06-19-2017 , 08:23 PM
Quote:
Originally Posted by Onlydo2days
Said this before but healthcare is complex and tedious discussion. Still weird that Trump ran on insuring everyone for cheaper and there are like 5000 soundbites of that and the media doesn't even care. As far as policy goes, this is his 1st big ****up that people would actually give a **** about.
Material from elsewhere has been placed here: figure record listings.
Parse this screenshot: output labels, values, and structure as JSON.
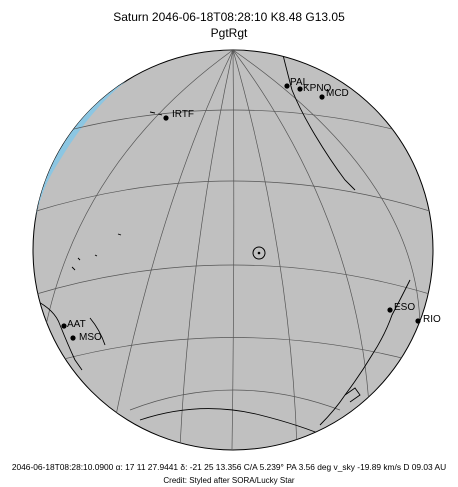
{
  "header": {
    "title": "Saturn 2046-06-18T08:28:10  K8.48  G13.05",
    "subtitle": "PgtRgt"
  },
  "stations": [
    {
      "name": "PAL"
    },
    {
      "name": "KPNO"
    },
    {
      "name": "MCD"
    },
    {
      "name": "IRTF"
    },
    {
      "name": "ESO"
    },
    {
      "name": "RIO"
    },
    {
      "name": "AAT"
    },
    {
      "name": "MSO"
    }
  ],
  "footer": {
    "ephemeris": "2046-06-18T08:28:10.0900 α: 17 11 27.9441 δ: -21 25 13.356  C/A 5.239°  PA   3.56 deg v_sky -19.89 km/s D 09.03 AU",
    "credit": "Credit: Styled after SORA/Lucky Star"
  },
  "colors": {
    "globe_fill": "#c0c0c0",
    "ocean_limb": "#8cc6e2",
    "grid_line": "#555555",
    "coast_line": "#000000"
  }
}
Talking about Russia is way better ratings.
Well this is something I agree with you on. A lot of the media folks seem pretty weak in the area of critical thinking skills. The Republicans are going to take beating with the way they're going on this. My take, FWIW, is that overwhelmingly John Q Citizen does not want to throw people with pre-existing conditions under the bus. Overwhelmingly John Q Citizen wants people to have access to quality health care. Hobbes has made some very insightful posts in this thread in my view. Particularly about Medicare pricing. We'll see how it works out.
06-20-2017 , 09:07 AM
Look, future Veep!

https://twitter.com/GovPenceIN/status/7720153887
06-20-2017 , 10:52 AM
Quote:
Originally Posted by Riverman
I think the GOP bet is that people won't make the connection between finding out their "insurance" is worthless and the Republican Party. Sadly, I don't think they are wrong. Many will just blame "insurance companies." And a sizeable chunk of deplorables will blame libs somehow (Obamacare so terrible we can't even fix it or something)
It befuddles trump supporters and ACA haters that if the ACA is so horrible there would be immediate relief from quick and total repeal setting the clock back to before it started.

It's ah indefensible position for them though and they just drool. That is why the AHCA has been a farce. If there was any truth in the republicans screaming repeal for years then they could have swiftly stopped the bleeding by repealing it in January.